Ficou pior a emenda do que o soneto. Revelou apenas o seu ódio ao PT em julgamentos parciais e seletivos, como o Supremo Tribunal Federal reconheceu ao anular os processos contra Lula.

"Moro escancara sua parcialidade e confessa que Lava Jato foi pra combater o PT. O projeto político sempre esteve claro, a toga foi só um trampolim. Ajudou a eleger um traste e a destruir o país e agora se apresenta como a solução. Juiz corrupto e cara de pau!", reagiu a presidente do PT, Gleisi Hoffmann.

Se a Lava Jato se propunha a investigar todos os partidos políticos e suas relações com empreiteiras, por que só o PT precisava ser mostrado como é? Quem lhe deu esta tarefa que não consta do Código Penal?
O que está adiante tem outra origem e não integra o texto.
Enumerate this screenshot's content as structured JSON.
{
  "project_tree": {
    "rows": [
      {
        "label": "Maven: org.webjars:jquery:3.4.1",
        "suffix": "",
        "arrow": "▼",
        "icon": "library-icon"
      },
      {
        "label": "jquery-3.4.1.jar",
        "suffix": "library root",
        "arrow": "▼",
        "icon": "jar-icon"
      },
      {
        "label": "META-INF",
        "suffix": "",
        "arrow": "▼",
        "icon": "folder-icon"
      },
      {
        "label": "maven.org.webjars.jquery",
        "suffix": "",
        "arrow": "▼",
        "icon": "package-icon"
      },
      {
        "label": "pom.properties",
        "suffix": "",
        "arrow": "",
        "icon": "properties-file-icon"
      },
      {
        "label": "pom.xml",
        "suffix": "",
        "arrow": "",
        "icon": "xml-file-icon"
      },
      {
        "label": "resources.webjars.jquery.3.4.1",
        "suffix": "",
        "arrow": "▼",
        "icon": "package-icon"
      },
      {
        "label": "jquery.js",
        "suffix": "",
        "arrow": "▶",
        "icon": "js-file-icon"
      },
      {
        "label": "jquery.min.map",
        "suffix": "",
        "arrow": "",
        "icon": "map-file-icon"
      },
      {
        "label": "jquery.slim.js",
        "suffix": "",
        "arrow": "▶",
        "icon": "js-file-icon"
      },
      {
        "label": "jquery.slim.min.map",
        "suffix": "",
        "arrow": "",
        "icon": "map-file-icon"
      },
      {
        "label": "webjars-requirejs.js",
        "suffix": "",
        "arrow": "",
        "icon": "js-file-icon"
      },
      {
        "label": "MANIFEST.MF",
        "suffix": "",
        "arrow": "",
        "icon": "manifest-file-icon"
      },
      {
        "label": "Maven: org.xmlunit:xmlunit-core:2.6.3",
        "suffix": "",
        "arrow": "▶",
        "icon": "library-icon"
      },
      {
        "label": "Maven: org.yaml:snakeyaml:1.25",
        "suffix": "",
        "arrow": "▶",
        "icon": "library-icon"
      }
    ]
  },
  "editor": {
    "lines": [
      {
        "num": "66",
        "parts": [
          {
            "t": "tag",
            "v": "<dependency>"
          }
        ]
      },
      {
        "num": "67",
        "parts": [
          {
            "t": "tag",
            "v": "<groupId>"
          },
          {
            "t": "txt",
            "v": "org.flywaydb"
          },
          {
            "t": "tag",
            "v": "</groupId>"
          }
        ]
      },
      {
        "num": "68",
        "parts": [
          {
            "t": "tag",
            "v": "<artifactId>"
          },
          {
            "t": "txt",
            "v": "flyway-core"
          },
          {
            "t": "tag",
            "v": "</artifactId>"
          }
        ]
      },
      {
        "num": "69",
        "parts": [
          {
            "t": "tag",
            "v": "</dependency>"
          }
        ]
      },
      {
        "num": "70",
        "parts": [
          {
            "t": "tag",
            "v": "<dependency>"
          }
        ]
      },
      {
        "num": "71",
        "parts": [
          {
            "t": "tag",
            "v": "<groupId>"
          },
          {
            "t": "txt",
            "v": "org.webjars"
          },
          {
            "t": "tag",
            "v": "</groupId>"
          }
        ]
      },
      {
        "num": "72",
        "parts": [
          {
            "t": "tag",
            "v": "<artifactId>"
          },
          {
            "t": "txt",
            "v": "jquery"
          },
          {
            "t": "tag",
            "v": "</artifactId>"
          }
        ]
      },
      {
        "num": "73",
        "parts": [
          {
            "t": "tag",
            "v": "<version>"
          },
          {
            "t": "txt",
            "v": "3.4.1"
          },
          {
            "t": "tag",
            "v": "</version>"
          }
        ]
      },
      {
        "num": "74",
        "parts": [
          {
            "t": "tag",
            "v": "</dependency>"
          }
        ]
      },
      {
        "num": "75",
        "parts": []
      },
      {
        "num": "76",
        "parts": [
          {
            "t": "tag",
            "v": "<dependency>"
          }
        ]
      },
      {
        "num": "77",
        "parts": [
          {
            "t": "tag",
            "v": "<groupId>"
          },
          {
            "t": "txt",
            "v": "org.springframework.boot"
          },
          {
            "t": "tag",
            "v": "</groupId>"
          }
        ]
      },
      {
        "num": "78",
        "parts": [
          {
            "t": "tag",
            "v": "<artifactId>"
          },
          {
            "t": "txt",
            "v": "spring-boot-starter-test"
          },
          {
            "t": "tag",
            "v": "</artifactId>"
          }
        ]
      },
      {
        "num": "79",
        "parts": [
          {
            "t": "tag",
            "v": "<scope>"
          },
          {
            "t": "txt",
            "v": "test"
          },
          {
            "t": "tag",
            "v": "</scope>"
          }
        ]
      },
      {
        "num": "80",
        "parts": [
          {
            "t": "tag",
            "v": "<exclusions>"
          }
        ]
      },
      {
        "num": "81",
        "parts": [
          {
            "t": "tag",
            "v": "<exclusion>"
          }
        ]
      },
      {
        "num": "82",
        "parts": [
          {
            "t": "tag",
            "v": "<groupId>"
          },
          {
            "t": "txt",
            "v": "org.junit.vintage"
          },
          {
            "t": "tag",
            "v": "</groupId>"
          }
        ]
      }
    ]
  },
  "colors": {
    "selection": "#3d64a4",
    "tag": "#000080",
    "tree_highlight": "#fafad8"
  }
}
Empolgado com a própria voz, o ex-juiz foi adiante em sua cantilena contra Bolsonaro, o presidente que ele ajudou a eleger e de quem depois virou seu ministro da Justiça, até o rumoroso rompimento entre os dois que ainda está sendo investigado pela Justiça.

Ao ser promovido a "herói nacional" pela mídia, no auge da Operação Lava Jato, onde assumiu plenos poderes para investigar, acusar e condenar os réus a seu livre talante, o juiz federal de primeira instância sonhou alto: para ele, o Ministério da Justiça era apenas o primeiro passo para chegar ao Supremo Tribunal Federal, como o próprio ex-aliado Bolsonaro revelou.

Defenestrado do governo, foi ganhar a vida nos Estados Unidos ao virar sócio de empresa multinacional que trabalha para a Odebrecht, uma das empresas que ele quase levou à falência, entrando por uma porta giratória que está sendo investigada pelo Ministério Público e pelo Tribunal de Contas da União, que querem ver os contratos e os valores envolvidos no negócio.

Em 2018, o seu alvo era Lula, o candidato favorito nas pesquisas, que ele tirou da disputa eleitoral e mandou para a prisão. Agora, é Bolsonaro, a quem serviu quase dois anos sem notar nada de anormal no chefe.

Dirigindo-se aos eleitores, ele faz perguntas: "Agora vai apoiar o presidente atual pra quê? Por quê? Qual que é o motivo? Se é uma questão meramente política? O objetivo é ganhar eleições? Eu acho que tem que ser para servir e proteger a população brasileira, e o nosso projeto vai nessa linha".

Que "nosso projeto" é esse? Parece o Wanderley Luxemburgo falando. Até agora, Moro só disse que pretende criar um tribunal de exceção para julgar crimes de corrupção e montar uma força-tarefa para combater a miséria e a fome. Deve achar que o país é como um tribunal em que só ele manda e os outros obedecem, sua palavra é lei, não existem os outros Poderes.

Bolsonaro também achava isso e quebrou a cara. Ainda com pouco traquejo nas artes da política e da demagogia, o novato candidato se enrolou durante uma entrevista amistosa. Como será quando começarem os debates entre os candidatos?

De algoz implacável dos políticos em geral e do PT em particular, rapidamente ele resolveu assumir o papel de vítima, após as primeiras críticas que está recebendo da imprensa.

"Todo dia agora criam uma fake news contra mim", queixou-se, inconformado com reportagens sobre o senador Álvaro Dias, seu padrinho político, que recebeu doações do contrabandista e doleiro Alberto Youssef, o primeiro delator da Lava Jato _ sempre ele… _ para uma campanha eleitoral em 1998.

Moro alega que "ninguém sabia quem era Alberto Yousseff na época", embora ele já tivesse sido preso por contrabando. "Eu nem conhecia o senador Álvaro Dias", que já tinha sido governador do Paraná, acrescenta.

Em política, coincidências sempre são difíceis de explicar. Mas é bom já ir se acostumando. A campanha ainda nem começou.